Telecommunication and cell tower

Case study: Forecasting the impact of congestion on network cells

Vodafone is a leading telecommunications company that provides a range of mobile and fixed-line connectivity services for both consumers and businesses. It operates the largest 5G network in Europe and offers pioneering digital products, experiences and services for its customers. 

The challenge 

Network congestion is a widespread problem for telcos as it diminishes Quality of Service (QoS) for users. This can lead to poor customer satisfaction, which can ultimately cause churn and affect profitability. The challenge for communication service providers is to accurately forecast and anticipate QoS issues so preventative maintenance can be carried out before users are affected. 

With the increase in data volume and the introduction of 5G, Vodafone challenged us to provide a sophisticated way to predict cell congestion issues in their 4G network. The goal was to provide an automated system that could identify parts of the network that were at risk, help them determine where upgrades were required, and identify congestion issues in advance by highlighting the most at-risk cells. The long-term ambition was to create a method that could extend to 5G and handle additional KPIs if required. 

Prior to this partnership, Vodafone used cell-based KPIs with predefined thresholds to identify congested cells. Their 4G network consisted of thousands of cells and we needed to predict three KPIs for each cell. We also needed to combine the congestion for all three KPIs and rank the cells from most to least congested. 

The solution

We had to find a KPI-agnostic way to predict each KPI so we used a decomposition technique that was tuned to telecoms data. Decomposition simplifies prediction by separating underlying processes into components which are easier to predict. 

Our method decomposed a KPI into seasonal, trend and noise components. The seasonal component is the periodic daily or weekly pattern that repeats itself. The trend is the overall level of the time-series (or signal). Finally, noise (or remainder) is the random component of the signal. 

We used a variety of techniques to predict each component separately, including neural networks, time series forecasting and custom methodology. Once we could predict the KPIs, we could determine the threshold breaches for all three KPIs. 

In order to combine the three KPIs, we identified a measure that combined them in a way that could be ranked. We also needed the error this introduced to be miniscule as compared to the error in prediction, or to find a way to mitigate it. To do this, we segregated non-congested cells from the congested ones to create a KPI-agnostic measure that could include any number of KPIs. 

To rank the cells from most to least congested, we used percentile scores of this measure. This allowed us to choose percentile cut-offs and categorise the cells above a certain score as congested. With a prediction method and ranking measure in place, we considered the two types of errors that could potentially affect accuracy. 

Errors in prediction when compared to the actual: The measure takes into account the difference between the predicted list of congested cells and the actual data for those cells for the same time period. At 96th percentile, it had around 70% accuracy and it stayed between 60-70 for most percentile values. 
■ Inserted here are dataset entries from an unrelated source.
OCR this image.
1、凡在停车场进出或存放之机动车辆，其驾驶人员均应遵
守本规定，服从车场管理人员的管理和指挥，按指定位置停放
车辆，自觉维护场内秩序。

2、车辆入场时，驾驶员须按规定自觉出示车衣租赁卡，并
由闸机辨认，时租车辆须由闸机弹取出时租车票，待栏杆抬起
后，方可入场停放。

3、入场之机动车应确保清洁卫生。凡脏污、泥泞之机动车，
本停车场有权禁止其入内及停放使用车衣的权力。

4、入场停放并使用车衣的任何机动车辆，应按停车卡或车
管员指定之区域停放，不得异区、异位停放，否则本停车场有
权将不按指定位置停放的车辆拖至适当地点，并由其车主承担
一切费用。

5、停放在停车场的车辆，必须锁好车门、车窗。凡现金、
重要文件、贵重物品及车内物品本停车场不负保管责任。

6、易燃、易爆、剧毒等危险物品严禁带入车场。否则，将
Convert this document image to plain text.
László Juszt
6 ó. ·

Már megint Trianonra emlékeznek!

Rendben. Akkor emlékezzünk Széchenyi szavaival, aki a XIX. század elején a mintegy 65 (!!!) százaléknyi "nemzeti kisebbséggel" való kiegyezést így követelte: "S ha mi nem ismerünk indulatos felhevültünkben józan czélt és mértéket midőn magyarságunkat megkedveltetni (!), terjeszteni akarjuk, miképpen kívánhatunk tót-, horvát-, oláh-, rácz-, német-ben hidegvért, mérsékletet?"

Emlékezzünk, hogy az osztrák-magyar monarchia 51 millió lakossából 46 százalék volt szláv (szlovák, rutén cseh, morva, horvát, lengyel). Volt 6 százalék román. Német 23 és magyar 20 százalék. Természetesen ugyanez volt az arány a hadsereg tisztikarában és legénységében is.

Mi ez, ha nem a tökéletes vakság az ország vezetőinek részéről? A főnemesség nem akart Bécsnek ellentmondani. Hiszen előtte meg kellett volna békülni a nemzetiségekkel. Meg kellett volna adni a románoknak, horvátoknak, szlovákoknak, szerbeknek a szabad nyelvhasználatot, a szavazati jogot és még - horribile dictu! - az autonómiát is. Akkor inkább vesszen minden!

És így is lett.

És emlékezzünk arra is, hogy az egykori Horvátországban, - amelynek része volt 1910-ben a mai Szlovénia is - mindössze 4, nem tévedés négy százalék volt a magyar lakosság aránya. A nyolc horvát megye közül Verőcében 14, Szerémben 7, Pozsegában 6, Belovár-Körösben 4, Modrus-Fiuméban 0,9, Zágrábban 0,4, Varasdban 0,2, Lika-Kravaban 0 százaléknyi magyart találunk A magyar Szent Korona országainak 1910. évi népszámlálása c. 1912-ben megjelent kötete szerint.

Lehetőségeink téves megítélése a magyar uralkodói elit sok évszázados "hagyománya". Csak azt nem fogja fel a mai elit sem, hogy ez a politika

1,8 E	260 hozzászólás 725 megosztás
Errors in ranking measure: To calculate this, we used Vodafone’s congested cell list to separate it from the prediction error. We tweaked the accuracy parameter, taking into account our congested cells list, Vodafone’s congested cell list and the actual data for the period. We achieved an accuracy of 88% at the 98th percentile, proving the effectiveness of our ranking method.

Having dealt with both errors separately, we were able to test our results.

The result

The results didn’t disappoint. This process allowed us to predict congestion levels in individual cells across the whole network, using modern data analytics methods. We were also able to rank cells across the entire network using a cumulative score based on multiple KPIs, and map the congested areas.

We achieved 87% accuracy for the 97th percentile and 90% for the 99th percentile. Levels fell to around 50% at lower cut-off percentiles but this was of little concern. We were focused on highly-congested cells, which are mostly above the 95th percentile. In practical terms, only the first couple of hundred cells will be investigated and these are typically found at 97/98th percentile.

Our prediction model provided an automated, accurate way to forecast network congestion in the network, which satisfied the client’s requirements. It was used in conjunction with data related to revenue and configuration management to provide actionable insights across different areas.